Though I have a pretty good track record for admitting my wrongdoings and boneheadedness (if that’s not a word, it sure is now!), there are plenty of times where I really and truly think that I’m right, and don’t even realize that I might be wrong. It’s times when I may judge someone’s appearance when they walk by me on the street. Times when I’m talking to someone about a subject I’m an “expert” in and keep uttering the words, “Yup, I know. Yup, I know,” obnoxiously (I hate when I do that. “I know” are easily two of the most dangerous words). It’s times when I’m talking to someone and I stop listening to them because I’m too busy preparing my rebuttal or my one-up response to what they are saying.

(I’m an imperfect human, friends. Now you know.)

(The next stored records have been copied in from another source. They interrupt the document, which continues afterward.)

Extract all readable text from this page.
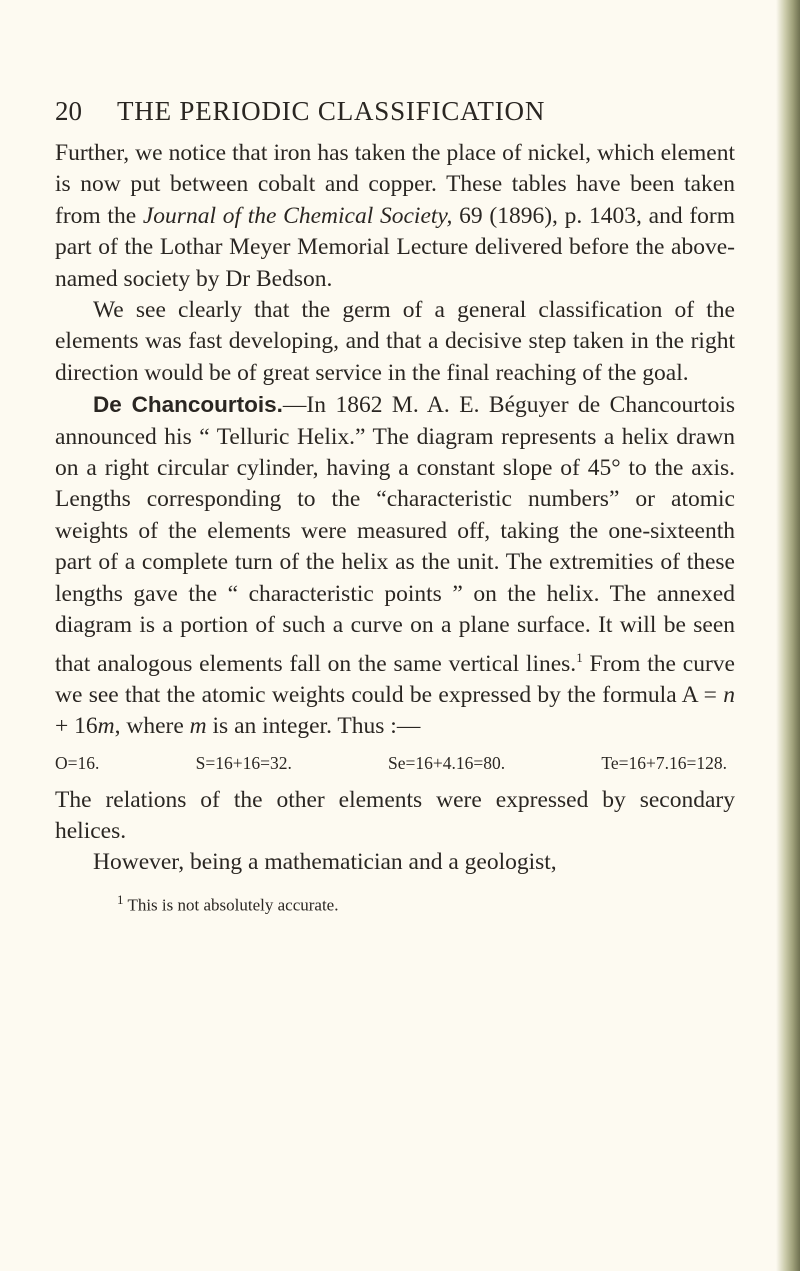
20 THE PERIODIC CLASSIFICATION

Further, we notice that iron has taken the place of nickel, which element is now put between cobalt and copper. These tables have been taken from the Journal of the Chemical Society, 69 (1896), p. 1403, and form part of the Lothar Meyer Memorial Lecture delivered before the above-named society by Dr Bedson.

We see clearly that the germ of a general classification of the elements was fast developing, and that a decisive step taken in the right direction would be of great service in the final reaching of the goal.

De Chancourtois.—In 1862 M. A. E. Béguyer de Chancourtois announced his “ Telluric Helix.” The diagram represents a helix drawn on a right circular cylinder, having a constant slope of 45° to the axis. Lengths corresponding to the “characteristic numbers” or atomic weights of the elements were measured off, taking the one-sixteenth part of a complete turn of the helix as the unit. The extremities of these lengths gave the “ characteristic points ” on the helix. The annexed diagram is a portion of such a curve on a plane surface. It will be seen that analogous elements fall on the same vertical lines.$^1$ From the curve we see that the atomic weights could be expressed by the formula A = n + 16m, where m is an integer. Thus :—

O=16.	S=16+16=32.	Se=16+4.16=80.	Te=16+7.16=128.

The relations of the other elements were expressed by secondary helices.

However, being a mathematician and a geologist,

$^1$ This is not absolutely accurate.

I was reading a book on the couch the other day when I read a passage that cut through me like a knife. It was one of those moments when you put the book down and look around, just to make sure no one can see you and your big scary secret, exposed for all to see.

The passage read:

“Richard Bandler suggested that one of the major blocks to creativity was the feeling of knowing you are right. When we think we are absolutely right, we stop seeking new information. To be right is to be certain, and to be certain stops us from being curious. Curiosity and wonder are at the heart of all learning. Plato said that all philosophy begins in wonder. So the feeling of absolute certainty and righteousness causes us to stop seeking and to stop learning.”

Can I get an amen?

Consider this your reminder for the day. A reminder to leave a little space for curiosity, for creativity, and for the possibility that maybe – just maybe – you don’t already know (even when you’re certain that you do).